Pursuant to the Fourth Supplemental Indenture dated as of December 10, 2008, the Company and Trustee acknowledged that the Company has not opted out of the debt guarantee program (the “Debt Guarantee Program”) established by the Federal Deposit Insurance Corporation (the “FDIC”) under the Temporary Liquidity Guarantee Program on November 21, 2008 pursuant to the FDIC’s Final Rule, 12 C.F.R. Part 370 (as may be amended or supplemented from time to time, the “Rule”). The Trustee and its successors are designated as the duly authorized representatives (the “Representative”) of the Holders of the Securities of this series for purposes of making claims and taking other permitted or required actions under the Debt Guarantee Program. Any such Holder may elect not to be represented by the Representative by providing written notice of such election to the Representative (it being understood that such election shall not affect the Trustee’s capacity under the Indenture except as the representative of such Holder under the Debt Guarantee Program).

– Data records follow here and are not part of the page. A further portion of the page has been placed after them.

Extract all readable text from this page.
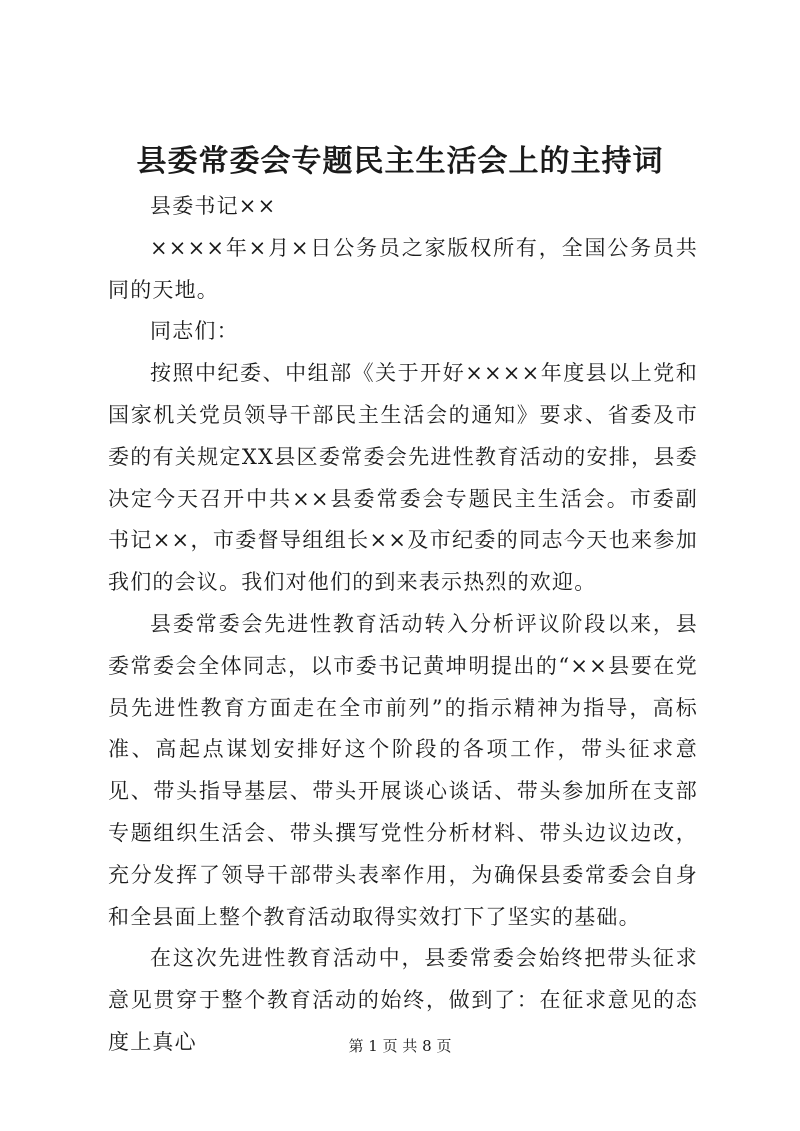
县委常委会专题民主生活会上的主持词

县委书记××

××××年×月×日公务员之家版权所有，全国公务员共同的天地。

同志们：

按照中纪委、中组部《关于开好××××年度县以上党和国家机关党员领导干部民主生活会的通知》要求、省委及市委的有关规定XX县区委常委会先进性教育活动的安排，县委决定今天召开中共××县委常委会专题民主生活会。市委副书记××，市委督导组组长××及市纪委的同志今天也来参加我们的会议。我们对他们的到来表示热烈的欢迎。

县委常委会先进性教育活动转入分析评议阶段以来，县委常委会全体同志，以市委书记黄坤明提出的“××县要在党员先进性教育方面走在全市前列”的指示精神为指导，高标准、高起点谋划安排好这个阶段的各项工作，带头征求意见、带头指导基层、带头开展谈心谈话、带头参加所在支部专题组织生活会、带头撰写党性分析材料、带头边议边改，充分发挥了领导干部带头表率作用，为确保县委常委会自身和全县面上整个教育活动取得实效打下了坚实的基础。

在这次先进性教育活动中，县委常委会始终把带头征求意见贯穿于整个教育活动的始终，做到了：在征求意见的态度上真心	第 1 页 共 8 页
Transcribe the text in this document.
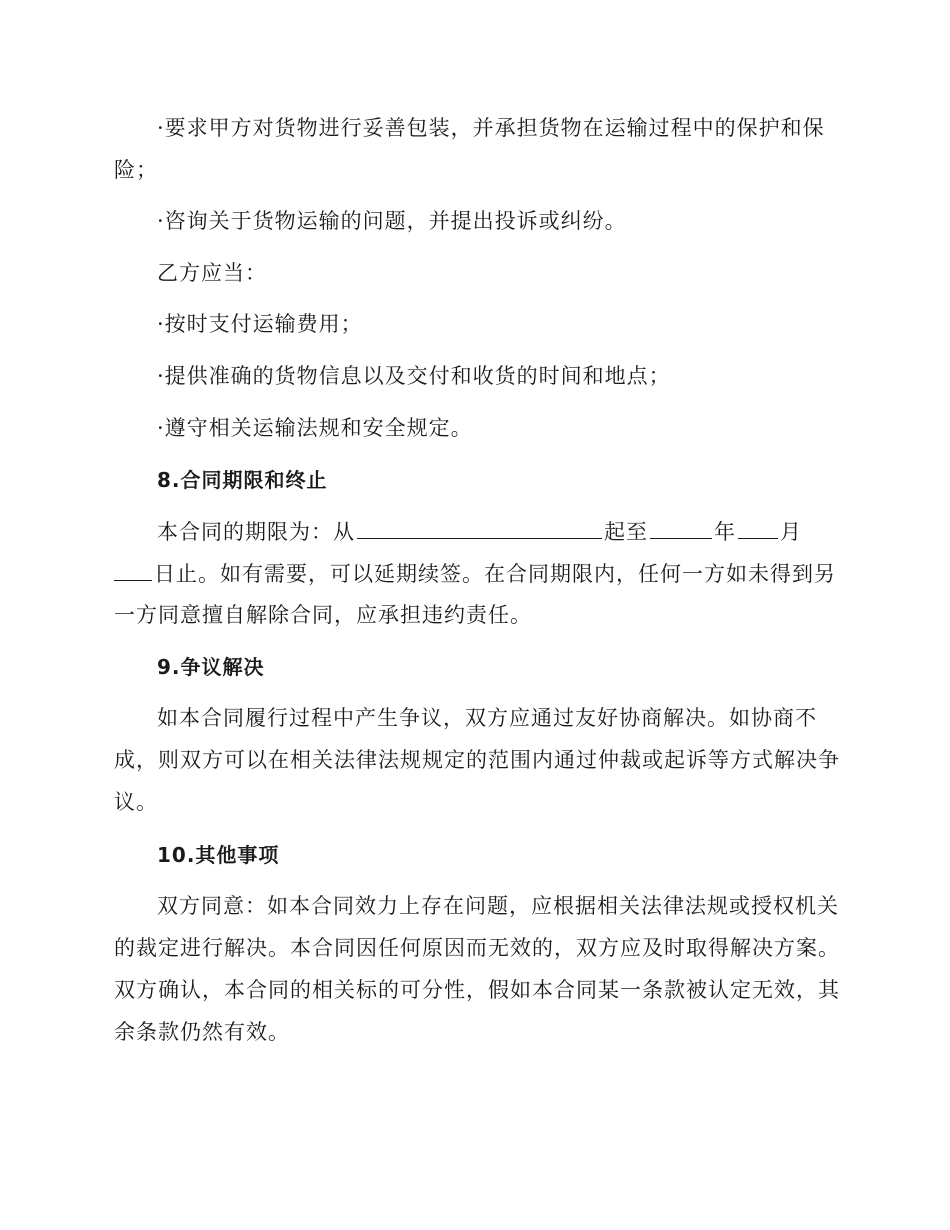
·要求甲方对货物进行妥善包装，并承担货物在运输过程中的保护和保
险；
·咨询关于货物运输的问题，并提出投诉或纠纷。
乙方应当：
·按时支付运输费用；
·提供准确的货物信息以及交付和收货的时间和地点；
·遵守相关运输法规和安全规定。
8.合同期限和终止
本合同的期限为：从	起至	年 月
日止。如有需要，可以延期续签。在合同期限内，任何一方如未得到另
一方同意擅自解除合同，应承担违约责任。
9.争议解决
如本合同履行过程中产生争议，双方应通过友好协商解决。如协商不
成，则双方可以在相关法律法规规定的范围内通过仲裁或起诉等方式解决争
议。
10.其他事项
双方同意：如本合同效力上存在问题，应根据相关法律法规或授权机关
的裁定进行解决。本合同因任何原因而无效的，双方应及时取得解决方案。
双方确认，本合同的相关标的可分性，假如本合同某一条款被认定无效，其
余条款仍然有效。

Upon an uncured failure by the Company to make a timely payment of principal or interest under the Securities of this series (a “Payment Default”), the Representative, on behalf of all Holders of the Securities of this series that are represented by the Representative, shall submit to the FDIC a demand for payment by the FDIC of such unpaid principal and interest, together with proof of such claim and such other documentation as may be required by the FDIC under the Rule (i) in the case of any Payment Default prior to the Stated Maturity Date, promptly, and in no event later than the earlier of the end of the applicable cure period and 60 days following such Payment Default and (ii) in the case of any payment due on the Stated Maturity Date, on such Stated Maturity Date.

 

4


The FDIC shall be subrogated to all of the rights of the Holders of the Securities of this series and the Representative with respect to the Securities of this series under the Indenture against the Company in respect of any amounts paid to the Holders of the Securities of this series, or for the benefit of the Holders of the Securities of this series, by the FDIC pursuant to the Debt Guarantee Program.